The UI leans into tactile feedback despite the constraints of React Native’s animation system. A custom ProgressRing component renders without SVG — four View elements with conditional borderColor values rotate to approximate a circular progress indicator, with each quadrant independently colored based on the completion percentage. It is not pixel-perfect, but it is lightweight and avoids pulling in a native SVG dependency. Every interactive button uses Animated.spring with friction: 3 for a bouncy press-and-release feel that makes tapping items off a checklist genuinely satisfying.
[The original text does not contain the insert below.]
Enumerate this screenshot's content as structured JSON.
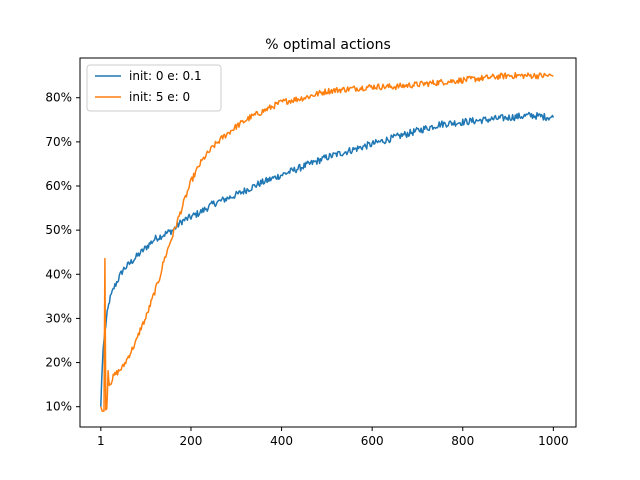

The dark theme draws directly from GitHub’s dark mode color palette — #0d1117 backgrounds, #c9d1d9 text, #58a6ff accents — a deliberate choice that feels immediately familiar to the developer early adopters who are the app’s first audience, while standing out sharply from the sea of bright-white productivity apps on the App Store.

Architecture

React Native app → Vercel serverless (OpenAI GPT-3.5-turbo) → AsyncStorage (local persistence)

Tech Stack

React Native Expo 54 TypeScript OpenAI GPT-3.5-turbo Vercel Serverless AsyncStorage Jest Maestro

By the Numbers

12 built-in activity focus types with seed item libraries

3-tier AI fallback (API → pattern matching → generic)

6 Maestro E2E test flows

Fractional quantity math for smart per-day scaling

Key Technical Decisions

useStorage hook over a state management library

The data model is simple enough that a custom hook backed by AsyncStorage is clearer than Redux boilerplate. One hook handles CRUD, import/export with dedup, and first-launch seeding from deterministic IDs.

Vercel serverless over direct OpenAI calls

Keeps the API key out of the mobile bundle entirely. The serverless function also handles GPT's tendency to wrap JSON in markdown code fences and normalizes inconsistent field names in the response.

GitHub dark mode palette

The color system deliberately uses GitHub's dark mode colors — familiar to developer early adopters and visually distinctive from the typical bright-white mobile app aesthetic.